GIVE YOUR GARDEN A NEW LOOK
By Linda Cobb | More Content Now
When you garden on the same plot of land for years, it’s easy to get yourself into a nice comfortable rut.
Sometimes you can’t even see that your flower bed is old and tired. The plantings may be thin, weak or just plain worn out. Just because you’ve done it this way for years doesn’t mean you can’t change things up now.
Now is the perfect time to think about ripping out a whole bed or even half of one. Be brave and get out the paper, pencils, mail-order catalogs, ideas and garden magazines, and start to think change.
This is something I did recently. After 20 years, the long perennial bed needed a makeover. The biggest mistake of my horticultural career was planting mint in this bed, and 20 years later, it is still there. But all of the plants had gotten old and tired, and there was not any theme or cohesiveness to the bed anymore.
The first step to the process is deciding how large the bed will be. My bed was easy because it is a self-contained bed of only one size. We removed every plant and potted the ones I wanted to keep. We returned the keepers to the new bed and tossed the old, no longer viable ones. Then we added a layer of compost and mushroom compost to the bed. The soil was already rich and loose, but after the compost and mushroom compost were added, we tilled it up.
If you are creating a bed from scratch, you will need to remove the grass by renting a grass-removal machine or you can dig it up. Hardware stores usually rent these machines.
If your bed has hard red clay, you will need to resort to drastic measures. This is the most important step you can take to renovating or creating a new flower bed.
The standard soil amendment steps are hard red clay, sand (any kind of sand) and peat moss. Now I know you cannot measure this, but you can guess at it easily.
After you scatter theses ingredients on your soil, till it to about 8 to 10 inches. This will leave you with perfect garden soil suitable for growing ornamental shrubs, vegetables, perennials and annuals.
The next steps require thinking and planning. This is where I get out about 20 pieces of bamboo in all sizes. I use the bamboo to plan out my bed by laying the pieces down in the bed to designate planting pockets. This gives me a real visual idea of what it will look like.
While doing this, I keep in mind how big the plants get and how many plants fit in the pocket.
While I am planning out my bed, using these visual techniques, I will take that time to decide what plants go in the bed. Assuming this is a full-sun bed, I like to start out the positioning of my key plants such as phlox, Joe Pye weed, roses, cone flower and rudbeckia, paying attention to what plants bloom in what season.

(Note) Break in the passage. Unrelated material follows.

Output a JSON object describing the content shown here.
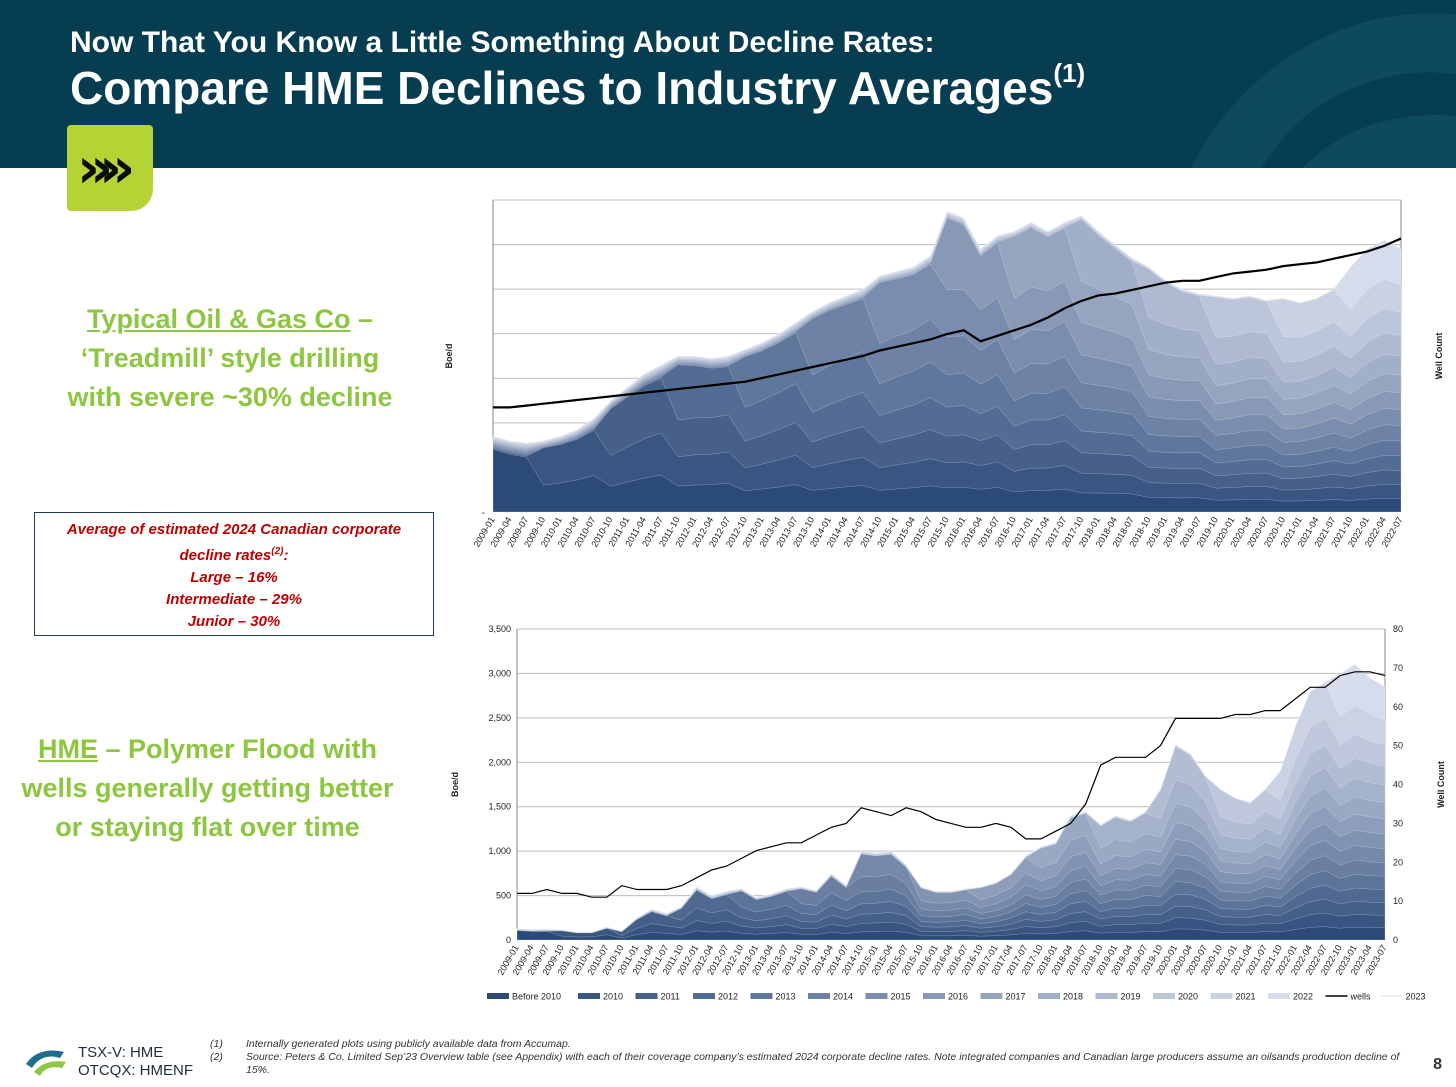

After positioning my canes throughout my bed to indicate the location of each group of plants, then I will add to it some larger shrubs or trees, such as forest pansy or any large hydrangeas including limelight, a full-sun hydrangea. Maybe I might want to add a tall pole with a clematis on it. These plants are my base plants.

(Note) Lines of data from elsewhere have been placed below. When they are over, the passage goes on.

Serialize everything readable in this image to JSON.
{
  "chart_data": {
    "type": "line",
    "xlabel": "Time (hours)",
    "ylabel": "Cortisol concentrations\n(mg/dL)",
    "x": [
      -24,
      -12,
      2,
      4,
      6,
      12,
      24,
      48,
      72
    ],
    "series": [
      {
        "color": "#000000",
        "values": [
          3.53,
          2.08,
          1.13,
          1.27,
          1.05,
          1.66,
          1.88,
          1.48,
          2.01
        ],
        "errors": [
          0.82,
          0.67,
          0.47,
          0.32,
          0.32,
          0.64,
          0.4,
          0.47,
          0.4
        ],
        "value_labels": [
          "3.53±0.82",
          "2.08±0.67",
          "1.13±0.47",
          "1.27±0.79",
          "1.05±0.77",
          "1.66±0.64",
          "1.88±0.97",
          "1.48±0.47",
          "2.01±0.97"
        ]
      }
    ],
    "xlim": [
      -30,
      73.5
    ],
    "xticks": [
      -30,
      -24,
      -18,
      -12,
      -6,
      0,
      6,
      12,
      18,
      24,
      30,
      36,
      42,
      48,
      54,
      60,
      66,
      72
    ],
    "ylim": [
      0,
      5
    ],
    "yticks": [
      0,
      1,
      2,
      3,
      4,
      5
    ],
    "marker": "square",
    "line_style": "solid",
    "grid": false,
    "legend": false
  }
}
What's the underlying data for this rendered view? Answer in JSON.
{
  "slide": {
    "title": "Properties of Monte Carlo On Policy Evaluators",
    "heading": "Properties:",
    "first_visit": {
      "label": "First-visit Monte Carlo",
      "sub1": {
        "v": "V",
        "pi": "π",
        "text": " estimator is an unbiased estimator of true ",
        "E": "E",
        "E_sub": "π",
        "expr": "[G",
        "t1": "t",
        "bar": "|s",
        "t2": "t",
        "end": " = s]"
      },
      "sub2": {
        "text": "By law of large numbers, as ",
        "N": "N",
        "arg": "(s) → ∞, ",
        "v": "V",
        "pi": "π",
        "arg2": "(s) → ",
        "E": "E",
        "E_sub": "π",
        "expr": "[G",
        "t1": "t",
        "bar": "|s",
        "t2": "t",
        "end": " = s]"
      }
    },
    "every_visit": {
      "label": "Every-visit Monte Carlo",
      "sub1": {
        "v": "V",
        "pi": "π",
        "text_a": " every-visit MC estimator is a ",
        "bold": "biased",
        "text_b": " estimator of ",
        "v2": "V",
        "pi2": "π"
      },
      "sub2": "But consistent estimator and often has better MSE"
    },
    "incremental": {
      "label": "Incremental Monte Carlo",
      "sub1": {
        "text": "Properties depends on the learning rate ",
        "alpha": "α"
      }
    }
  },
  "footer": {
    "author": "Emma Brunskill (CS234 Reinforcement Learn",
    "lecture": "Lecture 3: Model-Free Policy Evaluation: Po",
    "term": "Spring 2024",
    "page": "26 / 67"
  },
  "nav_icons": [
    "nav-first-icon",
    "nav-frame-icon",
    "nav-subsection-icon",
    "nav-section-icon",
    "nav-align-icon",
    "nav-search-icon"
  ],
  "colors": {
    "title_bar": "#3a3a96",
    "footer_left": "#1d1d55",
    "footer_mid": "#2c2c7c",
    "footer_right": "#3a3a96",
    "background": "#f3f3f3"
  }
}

Next, I will plan to add some annuals to run through the bed randomly. For this, you can select what is available at the local nursery when the season arrives, or you can plan, buy seed and grow your own, like larkspur and Queen Anne’s lace. I usually dot them through the bed like a stream in a curved line. This way you have total control of your flower bed, enabling you to always be prepared. For early March interest, you should plant a few Lenten roses or hellebores.

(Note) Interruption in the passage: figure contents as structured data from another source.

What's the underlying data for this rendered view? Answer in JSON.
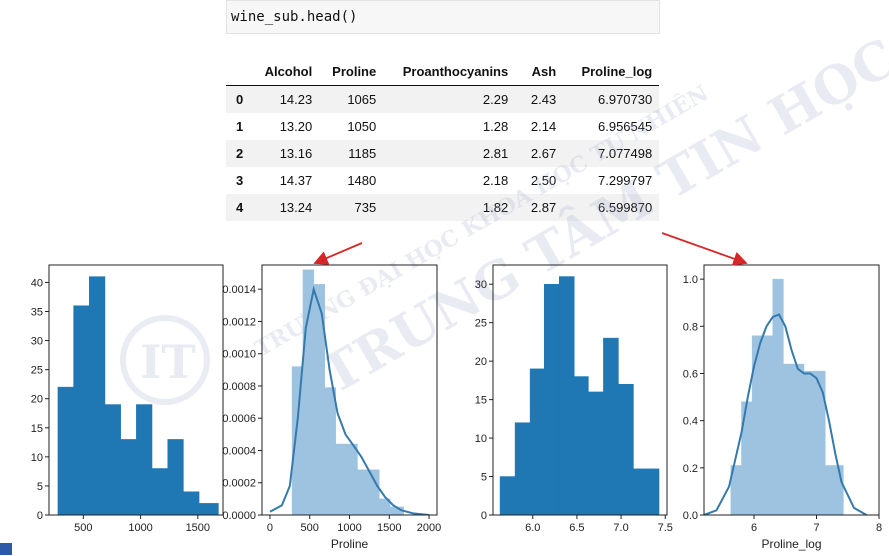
{
  "code": "wine_sub.head()",
  "table": {
    "columns": [
      "",
      "Alcohol",
      "Proline",
      "Proanthocyanins",
      "Ash",
      "Proline_log"
    ],
    "rows": [
      [
        "0",
        "14.23",
        "1065",
        "2.29",
        "2.43",
        "6.970730"
      ],
      [
        "1",
        "13.20",
        "1050",
        "1.28",
        "2.14",
        "6.956545"
      ],
      [
        "2",
        "13.16",
        "1185",
        "2.81",
        "2.67",
        "7.077498"
      ],
      [
        "3",
        "14.37",
        "1480",
        "2.18",
        "2.50",
        "7.299797"
      ],
      [
        "4",
        "13.24",
        "735",
        "1.82",
        "2.87",
        "6.599870"
      ]
    ]
  },
  "watermark": {
    "line1": "TRƯỜNG ĐẠI HỌC KHOA HỌC TỰ NHIÊN",
    "line2": "TRUNG TÂM TIN HỌC",
    "logo_letters": "IT"
  },
  "colors": {
    "hist_dark": "#1f77b4",
    "hist_light": "#9dc3e0",
    "kde": "#3579ad",
    "arrow": "#d62728"
  },
  "chart_data": [
    {
      "type": "bar",
      "title": "",
      "xlabel": "",
      "ylabel": "",
      "bin_edges": [
        278,
        415,
        552,
        689,
        826,
        963,
        1100,
        1237,
        1374,
        1511,
        1680
      ],
      "values": [
        22,
        36,
        41,
        19,
        13,
        19,
        8,
        13,
        4,
        2
      ],
      "xlim": [
        200,
        1720
      ],
      "ylim": [
        0,
        43
      ],
      "xticks": [
        500,
        1000,
        1500
      ],
      "yticks": [
        0,
        5,
        10,
        15,
        20,
        25,
        30,
        35,
        40
      ]
    },
    {
      "type": "area",
      "title": "",
      "xlabel": "Proline",
      "ylabel": "",
      "bin_edges": [
        278,
        415,
        552,
        689,
        826,
        963,
        1100,
        1237,
        1374,
        1511,
        1680
      ],
      "density": [
        0.00092,
        0.00152,
        0.00143,
        0.00079,
        0.00044,
        0.00044,
        0.00028,
        0.00028,
        0.0001,
        5e-05
      ],
      "kde": {
        "x": [
          0,
          150,
          250,
          350,
          450,
          550,
          650,
          750,
          850,
          950,
          1050,
          1150,
          1250,
          1350,
          1450,
          1550,
          1650,
          1800,
          2000
        ],
        "y": [
          2e-05,
          6e-05,
          0.00018,
          0.0006,
          0.00116,
          0.0014,
          0.00125,
          0.0009,
          0.00063,
          0.0005,
          0.00043,
          0.00036,
          0.00027,
          0.00018,
          0.00011,
          6e-05,
          3e-05,
          1e-05,
          0.0
        ]
      },
      "xlim": [
        -100,
        2100
      ],
      "ylim": [
        0,
        0.00155
      ],
      "xticks": [
        0,
        500,
        1000,
        1500,
        2000
      ],
      "yticks": [
        0.0,
        0.0002,
        0.0004,
        0.0006,
        0.0008,
        0.001,
        0.0012,
        0.0014
      ],
      "ytick_labels": [
        "0.0000",
        "0.0002",
        "0.0004",
        "0.0006",
        "0.0008",
        "0.0010",
        "0.0012",
        "0.0014"
      ]
    },
    {
      "type": "bar",
      "title": "",
      "xlabel": "",
      "ylabel": "",
      "bin_edges": [
        5.63,
        5.8,
        5.97,
        6.13,
        6.3,
        6.47,
        6.63,
        6.8,
        6.97,
        7.14,
        7.31,
        7.43
      ],
      "values": [
        5,
        12,
        19,
        30,
        31,
        18,
        16,
        23,
        17,
        6,
        6
      ],
      "xlim": [
        5.55,
        7.52
      ],
      "ylim": [
        0,
        32.5
      ],
      "xticks": [
        6.0,
        6.5,
        7.0,
        7.5
      ],
      "xtick_labels": [
        "6.0",
        "6.5",
        "7.0",
        "7.5"
      ],
      "yticks": [
        0,
        5,
        10,
        15,
        20,
        25,
        30
      ]
    },
    {
      "type": "area",
      "title": "",
      "xlabel": "Proline_log",
      "ylabel": "",
      "bin_edges": [
        5.63,
        5.8,
        5.97,
        6.13,
        6.3,
        6.47,
        6.63,
        6.8,
        6.97,
        7.14,
        7.31,
        7.43
      ],
      "density": [
        0.21,
        0.48,
        0.76,
        0.76,
        1.0,
        0.64,
        0.64,
        0.61,
        0.61,
        0.21,
        0.21
      ],
      "kde": {
        "x": [
          5.2,
          5.4,
          5.6,
          5.8,
          5.9,
          6.0,
          6.1,
          6.2,
          6.3,
          6.4,
          6.5,
          6.6,
          6.7,
          6.8,
          6.9,
          7.0,
          7.1,
          7.2,
          7.3,
          7.4,
          7.6,
          7.8
        ],
        "y": [
          0.0,
          0.02,
          0.12,
          0.35,
          0.5,
          0.63,
          0.73,
          0.8,
          0.84,
          0.85,
          0.8,
          0.7,
          0.62,
          0.6,
          0.6,
          0.58,
          0.52,
          0.4,
          0.26,
          0.14,
          0.03,
          0.0
        ]
      },
      "xlim": [
        5.2,
        8.0
      ],
      "ylim": [
        0,
        1.06
      ],
      "xticks": [
        6,
        7,
        8
      ],
      "yticks": [
        0.0,
        0.2,
        0.4,
        0.6,
        0.8,
        1.0
      ],
      "ytick_labels": [
        "0.0",
        "0.2",
        "0.4",
        "0.6",
        "0.8",
        "1.0"
      ]
    }
  ]
}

Add to the current bed some daffodil bulbs scattered in groups throughout the planting bed. This way, when it is spring, there will be something to look forward to before any of the garden wakes up. Also it would be wise to plant some tulip bulbs here and there. This is always planted in the fall, so make a note on your calendar to order bulbs in July or August and plant them out in October. There is always the giant allium, globemaster, which blooms in April and May. Add to that some of the ornamental tall lilies that will bloom in the summer months of June and July. All of this needs to be planned ahead on a calendar, plotted, ordered and dug in.